There then becomes a two-fold challenge: first, how do you assess the prudence of the purchase of the annuity coverage, and, secondly, how do you then cobble that assessment together with the independent assessment of the mutual fund investments to which they are tied? There is then the added complication of the “fixed account” portion of these arrangements, often funded by an insurance general account, which has its own standards against which it must be benchmarked.
Though annuities can, and often do, provide access to equity exposure through either their separate accounts in variable annuities or indices in fixed indexed annuities which CAN be easily benchmarked, assessing the prudence of an insurance guarantee of lifetime income is quite a different matter. This is in large part because of the nature of the purchase: the fiduciary isn’t simply choosing an objectively benchmarked investment; it is paying the insurance company for its financial exposure to actuarial risk; investing in and maintaining the infrastructure necessary to support that risk over generations; and its costs in establishing the expertise necessary to providing those sorts of services. These types of intergenerational costs are not given to the sort of fee disclosure to which we have all become accustomed.

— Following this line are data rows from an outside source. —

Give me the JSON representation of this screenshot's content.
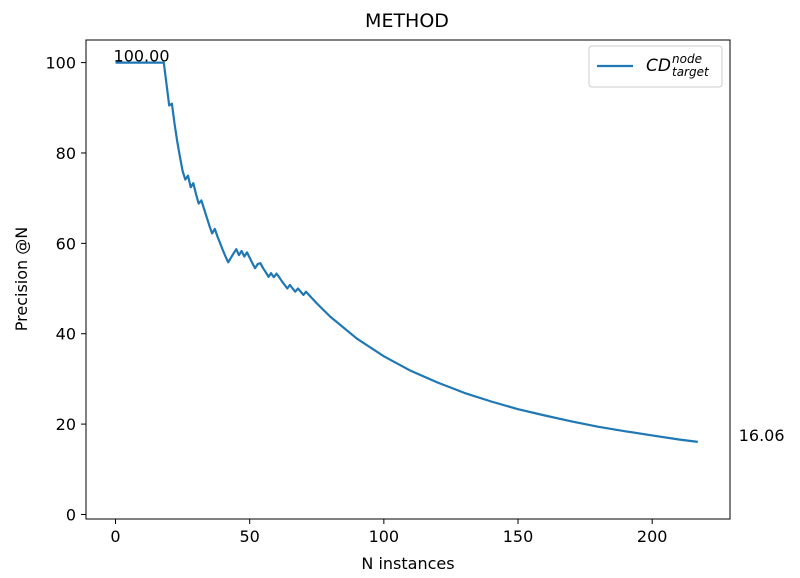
{
  "chart_data": {
    "type": "line",
    "title": "METHOD",
    "xlabel": "N instances",
    "ylabel": "Precision @N",
    "xlim": [
      -11,
      229
    ],
    "ylim": [
      -1,
      105
    ],
    "xticks": [
      0,
      50,
      100,
      150,
      200
    ],
    "yticks": [
      0,
      20,
      40,
      60,
      80,
      100
    ],
    "xtick_labels": [
      "0",
      "50",
      "100",
      "150",
      "200"
    ],
    "ytick_labels": [
      "0",
      "20",
      "40",
      "60",
      "80",
      "100"
    ],
    "grid": false,
    "legend_position": "top-right",
    "series": [
      {
        "name": "CD",
        "name_superscript": "node",
        "name_subscript": "target",
        "color": "#1f77b4",
        "x": [
          0,
          18,
          20,
          21,
          22,
          23,
          24,
          25,
          26,
          27,
          28,
          29,
          30,
          31,
          32,
          33,
          34,
          35,
          36,
          37,
          38,
          39,
          40,
          41,
          42,
          43,
          44,
          45,
          46,
          47,
          48,
          49,
          50,
          51,
          52,
          53,
          54,
          55,
          56,
          57,
          58,
          59,
          60,
          61,
          62,
          63,
          64,
          65,
          66,
          67,
          68,
          69,
          70,
          71,
          75,
          80,
          90,
          100,
          110,
          120,
          130,
          140,
          150,
          160,
          170,
          180,
          190,
          200,
          210,
          217
        ],
        "values": [
          100.0,
          100.0,
          90.5,
          90.9,
          86.4,
          82.6,
          79.2,
          76.0,
          74.1,
          75.0,
          72.4,
          73.3,
          70.9,
          68.8,
          69.5,
          67.6,
          65.7,
          63.9,
          62.2,
          63.2,
          61.5,
          60.0,
          58.5,
          57.1,
          55.8,
          56.8,
          57.8,
          58.7,
          57.4,
          58.3,
          57.1,
          58.0,
          56.8,
          55.6,
          54.5,
          55.4,
          55.6,
          54.5,
          53.6,
          52.6,
          53.4,
          52.5,
          53.3,
          52.5,
          51.6,
          50.8,
          50.0,
          50.8,
          50.0,
          49.3,
          50.0,
          49.3,
          48.6,
          49.3,
          46.7,
          43.8,
          38.9,
          35.0,
          31.8,
          29.2,
          26.9,
          25.0,
          23.3,
          21.9,
          20.6,
          19.4,
          18.4,
          17.5,
          16.6,
          16.06
        ]
      }
    ],
    "annotations": [
      {
        "text": "100.00",
        "x": 0,
        "y": 100.0,
        "anchor": "start"
      },
      {
        "text": "16.06",
        "x": 233,
        "y": 16.06,
        "anchor": "start"
      }
    ]
  }
}
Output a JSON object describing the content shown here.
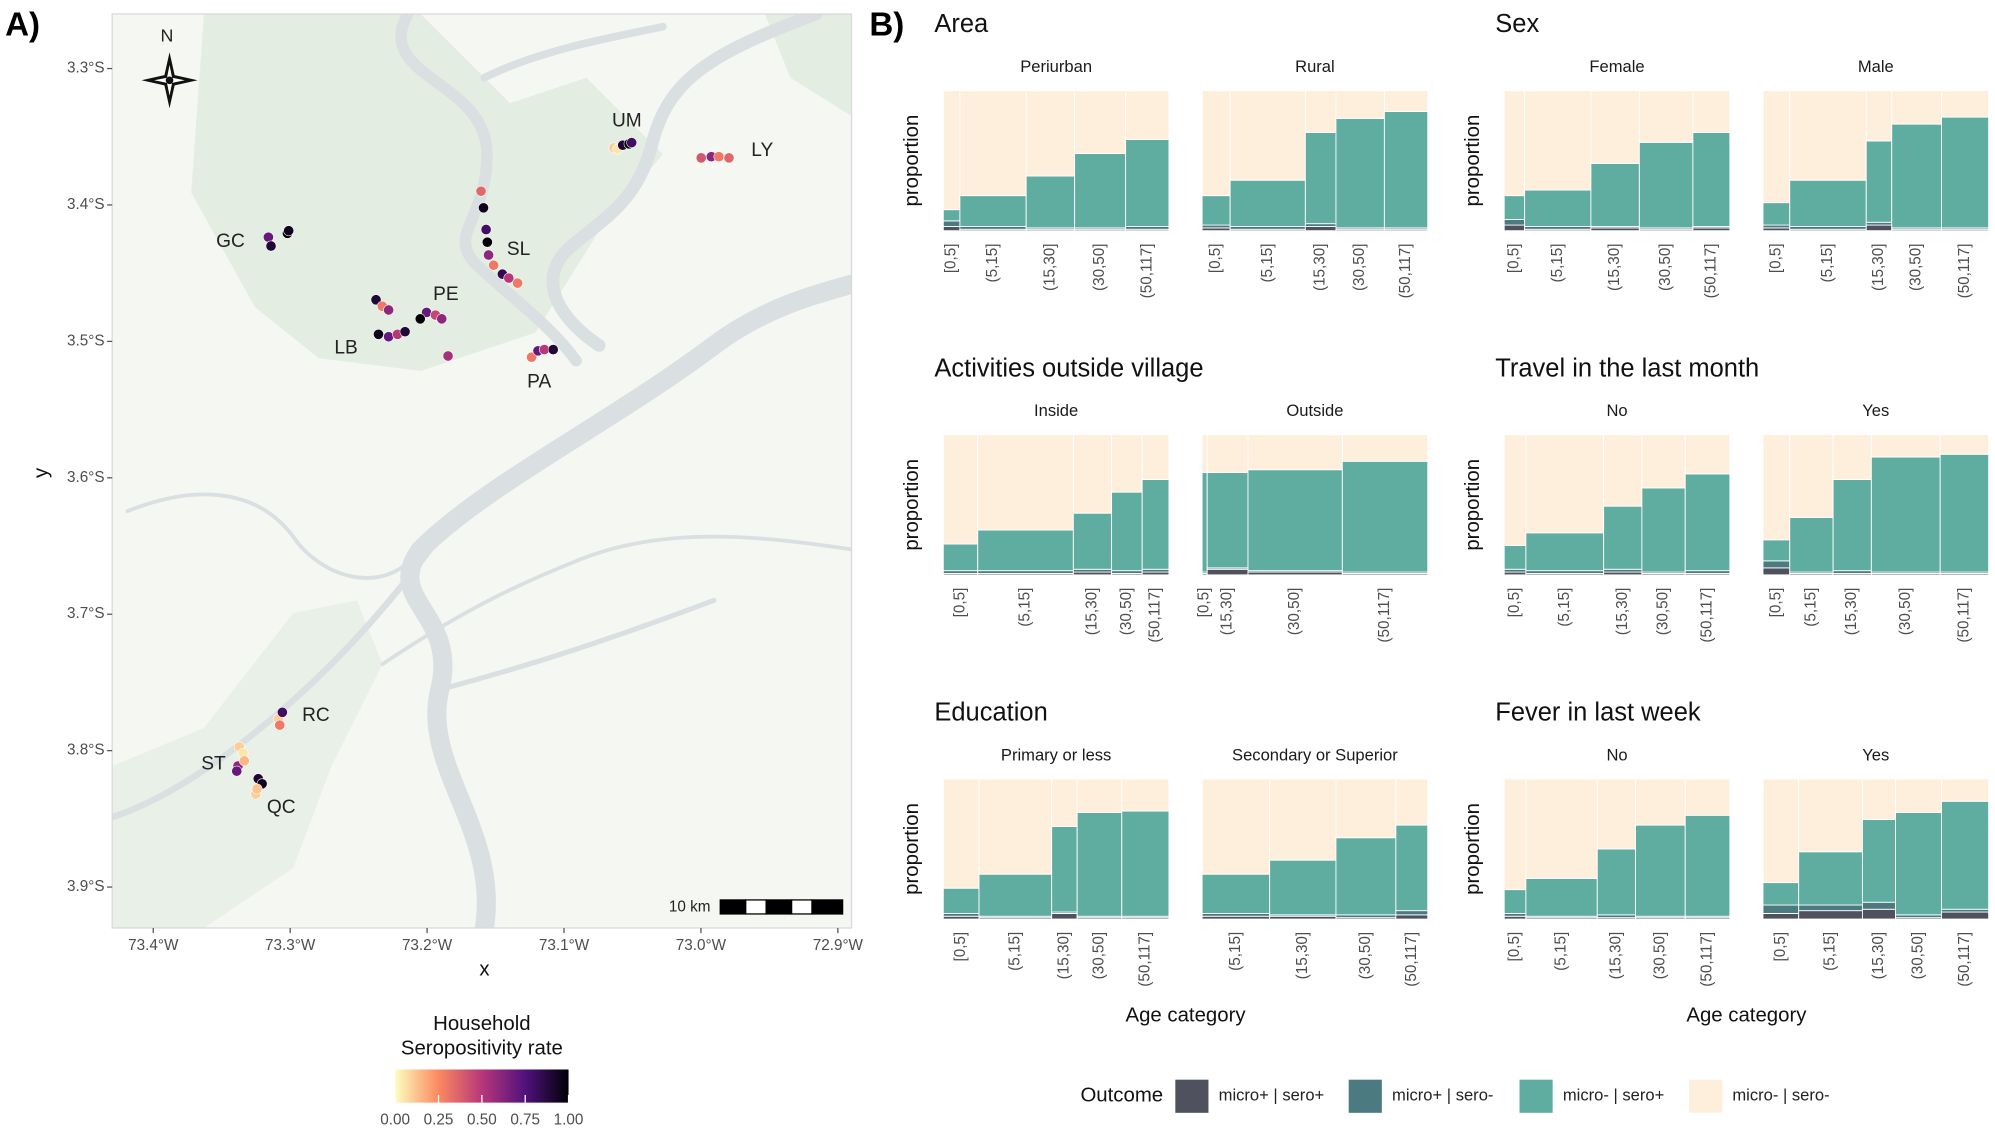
{
  "chart_data": [
    {
      "type": "map",
      "panel_label": "A)",
      "xlabel": "x",
      "ylabel": "y",
      "xlim": [
        -73.43,
        -72.89
      ],
      "ylim": [
        -3.93,
        -3.26
      ],
      "xticks": [
        {
          "value": -73.4,
          "label": "73.4°W"
        },
        {
          "value": -73.3,
          "label": "73.3°W"
        },
        {
          "value": -73.2,
          "label": "73.2°W"
        },
        {
          "value": -73.1,
          "label": "73.1°W"
        },
        {
          "value": -73.0,
          "label": "73.0°W"
        },
        {
          "value": -72.9,
          "label": "72.9°W"
        }
      ],
      "yticks": [
        {
          "value": -3.3,
          "label": "3.3°S"
        },
        {
          "value": -3.4,
          "label": "3.4°S"
        },
        {
          "value": -3.5,
          "label": "3.5°S"
        },
        {
          "value": -3.6,
          "label": "3.6°S"
        },
        {
          "value": -3.7,
          "label": "3.7°S"
        },
        {
          "value": -3.8,
          "label": "3.8°S"
        },
        {
          "value": -3.9,
          "label": "3.9°S"
        }
      ],
      "compass": "N",
      "scale_bar": "10 km",
      "color_scale": {
        "title": [
          "Household",
          "Seropositivity rate"
        ],
        "lim": [
          0,
          1
        ],
        "ticks": [
          {
            "value": 0,
            "label": "0.00"
          },
          {
            "value": 0.25,
            "label": "0.25"
          },
          {
            "value": 0.5,
            "label": "0.50"
          },
          {
            "value": 0.75,
            "label": "0.75"
          },
          {
            "value": 1,
            "label": "1.00"
          }
        ],
        "colors": [
          "#fcfdbf",
          "#fc8961",
          "#b73779",
          "#51127c",
          "#000004"
        ]
      },
      "villages": [
        {
          "name": "UM",
          "x": [
            -73.0636,
            -73.0608,
            -73.0571,
            -73.0525,
            -73.0506
          ],
          "y": [
            -3.3581,
            -3.359,
            -3.3562,
            -3.3552,
            -3.3543
          ],
          "rate": [
            0.1,
            0.05,
            0.9,
            1.0,
            0.8
          ]
        },
        {
          "name": "LY",
          "x": [
            -72.9998,
            -72.9924,
            -72.9869,
            -72.9795
          ],
          "y": [
            -3.3655,
            -3.3646,
            -3.3646,
            -3.3655
          ],
          "rate": [
            0.4,
            0.6,
            0.3,
            0.35
          ]
        },
        {
          "name": "GC",
          "x": [
            -73.3159,
            -73.314,
            -73.302,
            -73.3011
          ],
          "y": [
            -3.4236,
            -3.4301,
            -3.4208,
            -3.4189
          ],
          "rate": [
            0.7,
            0.9,
            1.0,
            0.95
          ]
        },
        {
          "name": "SL",
          "x": [
            -73.1606,
            -73.1588,
            -73.1569,
            -73.156,
            -73.1551,
            -73.1514,
            -73.145,
            -73.1403,
            -73.1339
          ],
          "y": [
            -3.3899,
            -3.4021,
            -3.418,
            -3.4273,
            -3.4367,
            -3.4442,
            -3.4507,
            -3.4536,
            -3.4573
          ],
          "rate": [
            0.35,
            0.95,
            0.8,
            1.0,
            0.6,
            0.3,
            0.85,
            0.5,
            0.3
          ]
        },
        {
          "name": "PE",
          "x": [
            -73.2004,
            -73.1939,
            -73.1893,
            -73.205,
            -73.1847
          ],
          "y": [
            -3.4788,
            -3.4807,
            -3.4835,
            -3.4835,
            -3.5107
          ],
          "rate": [
            0.7,
            0.45,
            0.6,
            1.0,
            0.55
          ]
        },
        {
          "name": "LB",
          "x": [
            -73.2373,
            -73.2327,
            -73.2281,
            -73.2355,
            -73.2281,
            -73.2216,
            -73.2161
          ],
          "y": [
            -3.4695,
            -3.4742,
            -3.477,
            -3.4948,
            -3.4966,
            -3.4948,
            -3.4929
          ],
          "rate": [
            0.9,
            0.3,
            0.6,
            0.95,
            0.7,
            0.5,
            0.9
          ]
        },
        {
          "name": "PA",
          "x": [
            -73.1237,
            -73.119,
            -73.1144,
            -73.1079
          ],
          "y": [
            -3.5116,
            -3.5069,
            -3.506,
            -3.506
          ],
          "rate": [
            0.3,
            0.7,
            0.5,
            0.9
          ]
        },
        {
          "name": "RC",
          "x": [
            -73.3085,
            -73.3057,
            -73.3076
          ],
          "y": [
            -3.7766,
            -3.7719,
            -3.7813
          ],
          "rate": [
            0.1,
            0.8,
            0.3
          ]
        },
        {
          "name": "ST",
          "x": [
            -73.3372,
            -73.3344,
            -73.3381,
            -73.339,
            -73.3335
          ],
          "y": [
            -3.7972,
            -3.8019,
            -3.8112,
            -3.815,
            -3.8075
          ],
          "rate": [
            0.1,
            0.05,
            0.6,
            0.7,
            0.15
          ]
        },
        {
          "name": "QC",
          "x": [
            -73.3233,
            -73.3205,
            -73.3251,
            -73.3242
          ],
          "y": [
            -3.8206,
            -3.8243,
            -3.8318,
            -3.8281
          ],
          "rate": [
            0.9,
            0.95,
            0.1,
            0.12
          ]
        }
      ]
    },
    {
      "type": "mosaic",
      "panel_label": "B)",
      "xlabel": "Age category",
      "ylabel": "proportion",
      "legend_title": "Outcome",
      "series": [
        {
          "name": "micro+ | sero+",
          "color": "#50515f"
        },
        {
          "name": "micro+ | sero-",
          "color": "#4b7a80"
        },
        {
          "name": "micro- | sero+",
          "color": "#5fada0"
        },
        {
          "name": "micro- | sero-",
          "color": "#fdefdc"
        }
      ],
      "panels": [
        {
          "title": "Area",
          "facets": [
            {
              "label": "Periurban",
              "categories": [
                "[0,5]",
                "(5,15]",
                "(15,30]",
                "(30,50]",
                "(50,117]"
              ],
              "widths": [
                13,
                52,
                38,
                40,
                34
              ],
              "values": [
                [
                  0.03,
                  0.01,
                  0.01,
                  0.01,
                  0.01
                ],
                [
                  0.04,
                  0.02,
                  0.01,
                  0.01,
                  0.02
                ],
                [
                  0.08,
                  0.22,
                  0.37,
                  0.53,
                  0.62
                ],
                [
                  0.85,
                  0.75,
                  0.61,
                  0.45,
                  0.35
                ]
              ]
            },
            {
              "label": "Rural",
              "categories": [
                "[0,5]",
                "(5,15]",
                "(15,30]",
                "(30,50]",
                "(50,117]"
              ],
              "widths": [
                22,
                59,
                24,
                38,
                34
              ],
              "values": [
                [
                  0.02,
                  0.01,
                  0.03,
                  0.01,
                  0.01
                ],
                [
                  0.02,
                  0.02,
                  0.02,
                  0.01,
                  0.01
                ],
                [
                  0.21,
                  0.33,
                  0.65,
                  0.78,
                  0.83
                ],
                [
                  0.75,
                  0.64,
                  0.3,
                  0.2,
                  0.15
                ]
              ]
            }
          ]
        },
        {
          "title": "Sex",
          "facets": [
            {
              "label": "Female",
              "categories": [
                "[0,5]",
                "(5,15]",
                "(15,30]",
                "(30,50]",
                "(50,117]"
              ],
              "widths": [
                16,
                52,
                38,
                42,
                29
              ],
              "values": [
                [
                  0.04,
                  0.01,
                  0.02,
                  0.01,
                  0.02
                ],
                [
                  0.04,
                  0.02,
                  0.01,
                  0.01,
                  0.01
                ],
                [
                  0.17,
                  0.26,
                  0.45,
                  0.61,
                  0.67
                ],
                [
                  0.75,
                  0.71,
                  0.52,
                  0.37,
                  0.3
                ]
              ]
            },
            {
              "label": "Male",
              "categories": [
                "[0,5]",
                "(5,15]",
                "(15,30]",
                "(30,50]",
                "(50,117]"
              ],
              "widths": [
                21,
                60,
                20,
                39,
                37
              ],
              "values": [
                [
                  0.02,
                  0.01,
                  0.04,
                  0.01,
                  0.01
                ],
                [
                  0.02,
                  0.02,
                  0.02,
                  0.01,
                  0.01
                ],
                [
                  0.16,
                  0.33,
                  0.58,
                  0.74,
                  0.79
                ],
                [
                  0.8,
                  0.64,
                  0.36,
                  0.24,
                  0.19
                ]
              ]
            }
          ]
        },
        {
          "title": "Activities outside village",
          "facets": [
            {
              "label": "Inside",
              "categories": [
                "[0,5]",
                "(5,15]",
                "(15,30]",
                "(30,50]",
                "(50,117]"
              ],
              "widths": [
                27,
                75,
                30,
                24,
                21
              ],
              "values": [
                [
                  0.01,
                  0.01,
                  0.02,
                  0.01,
                  0.02
                ],
                [
                  0.02,
                  0.02,
                  0.02,
                  0.02,
                  0.02
                ],
                [
                  0.19,
                  0.29,
                  0.4,
                  0.56,
                  0.64
                ],
                [
                  0.78,
                  0.68,
                  0.56,
                  0.41,
                  0.32
                ]
              ]
            },
            {
              "label": "Outside",
              "categories": [
                "[0,5]",
                "(15,30]",
                "(30,50]",
                "(50,117]"
              ],
              "widths": [
                4,
                32,
                74,
                67
              ],
              "values": [
                [
                  0.01,
                  0.04,
                  0.02,
                  0.01
                ],
                [
                  0.01,
                  0.01,
                  0.01,
                  0.01
                ],
                [
                  0.71,
                  0.68,
                  0.72,
                  0.79
                ],
                [
                  0.27,
                  0.27,
                  0.25,
                  0.19
                ]
              ]
            }
          ]
        },
        {
          "title": "Travel in the last month",
          "facets": [
            {
              "label": "No",
              "categories": [
                "[0,5]",
                "(5,15]",
                "(15,30]",
                "(30,50]",
                "(50,117]"
              ],
              "widths": [
                17,
                61,
                30,
                34,
                35
              ],
              "values": [
                [
                  0.02,
                  0.01,
                  0.02,
                  0.01,
                  0.01
                ],
                [
                  0.02,
                  0.02,
                  0.02,
                  0.01,
                  0.02
                ],
                [
                  0.17,
                  0.27,
                  0.45,
                  0.6,
                  0.69
                ],
                [
                  0.79,
                  0.7,
                  0.51,
                  0.38,
                  0.28
                ]
              ]
            },
            {
              "label": "Yes",
              "categories": [
                "[0,5]",
                "(5,15]",
                "(15,30]",
                "(30,50]",
                "(50,117]"
              ],
              "widths": [
                21,
                34,
                30,
                54,
                38
              ],
              "values": [
                [
                  0.05,
                  0.01,
                  0.01,
                  0.01,
                  0.01
                ],
                [
                  0.05,
                  0.01,
                  0.02,
                  0.01,
                  0.01
                ],
                [
                  0.15,
                  0.39,
                  0.65,
                  0.82,
                  0.84
                ],
                [
                  0.75,
                  0.59,
                  0.32,
                  0.16,
                  0.14
                ]
              ]
            }
          ]
        },
        {
          "title": "Education",
          "facets": [
            {
              "label": "Primary or less",
              "categories": [
                "[0,5]",
                "(5,15]",
                "(15,30]",
                "(30,50]",
                "(50,117]"
              ],
              "widths": [
                28,
                57,
                20,
                35,
                37
              ],
              "values": [
                [
                  0.02,
                  0.01,
                  0.04,
                  0.01,
                  0.01
                ],
                [
                  0.02,
                  0.01,
                  0.01,
                  0.01,
                  0.01
                ],
                [
                  0.18,
                  0.3,
                  0.61,
                  0.74,
                  0.75
                ],
                [
                  0.78,
                  0.68,
                  0.34,
                  0.24,
                  0.23
                ]
              ]
            },
            {
              "label": "Secondary or Superior",
              "categories": [
                "(5,15]",
                "(15,30]",
                "(30,50]",
                "(50,117]"
              ],
              "widths": [
                53,
                52,
                47,
                25
              ],
              "values": [
                [
                  0.02,
                  0.02,
                  0.01,
                  0.03
                ],
                [
                  0.02,
                  0.01,
                  0.02,
                  0.03
                ],
                [
                  0.28,
                  0.39,
                  0.55,
                  0.61
                ],
                [
                  0.68,
                  0.58,
                  0.42,
                  0.33
                ]
              ]
            }
          ]
        },
        {
          "title": "Fever in last week",
          "facets": [
            {
              "label": "No",
              "categories": [
                "[0,5]",
                "(5,15]",
                "(15,30]",
                "(30,50]",
                "(50,117]"
              ],
              "widths": [
                17,
                56,
                30,
                39,
                35
              ],
              "values": [
                [
                  0.02,
                  0.01,
                  0.01,
                  0.01,
                  0.01
                ],
                [
                  0.02,
                  0.01,
                  0.02,
                  0.01,
                  0.01
                ],
                [
                  0.17,
                  0.27,
                  0.47,
                  0.65,
                  0.72
                ],
                [
                  0.79,
                  0.71,
                  0.5,
                  0.33,
                  0.26
                ]
              ]
            },
            {
              "label": "Yes",
              "categories": [
                "[0,5]",
                "(5,15]",
                "(15,30]",
                "(30,50]",
                "(50,117]"
              ],
              "widths": [
                28,
                50,
                26,
                36,
                37
              ],
              "values": [
                [
                  0.04,
                  0.06,
                  0.07,
                  0.01,
                  0.05
                ],
                [
                  0.06,
                  0.04,
                  0.05,
                  0.02,
                  0.02
                ],
                [
                  0.16,
                  0.38,
                  0.59,
                  0.73,
                  0.77
                ],
                [
                  0.74,
                  0.52,
                  0.29,
                  0.24,
                  0.16
                ]
              ]
            }
          ]
        }
      ]
    }
  ]
}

Mutual funds or CITs are incomparable, as they don’t need to build what it takes to guarantee payments over a lifetime. A very simple example is the annuity contract itself: in order to be able to be sold to a plan in any state, the terms of the contract have to (1) accommodate that particular state’s legally required terms, and (2) it has to be submitted independently to each state for its own approval. There is no such demand of a CIT.
There is recognition of this state of affairs. For example, the DOL’s Model Participant Disclosure form actually started to lay the foundation for what needs to be done. “Table 4-Annuity Options” under the 404a-5 regs recognizes this state of affairs by looking at “Objectives/Goals,” Pricing Factors,” and “Restrictions Fees.” It is this from which we should all be building.
One of the biggest obstacles is that he defined contribution market is still generally unfamiliar with-and reticent to use- the terminology and concepts related to these annuities. Much of the confusion and reluctance seems, however, to relate to the lack of familiarity of fiduciaries and participants with annuity terms, and not necessarily due to any inherent complexity in their use.
I expect that, just like the defined contribution market becoming comfortable over time with the terms and concepts of mutual fund investments and their operation, the market will eventually achieve a similar level of familiarity with annuity terminology. The manner in which to properly benchmark those products will then become routine. It does involve, oddly enough, acceptance and use of something other than the traditional view of “costs” which have dominated the equity market-a quantitative assessment which may otherwise be considered “opaque” in the equity world. But it also entails the insurance industry accepting more transparency in explaining to fiduciaries what it does.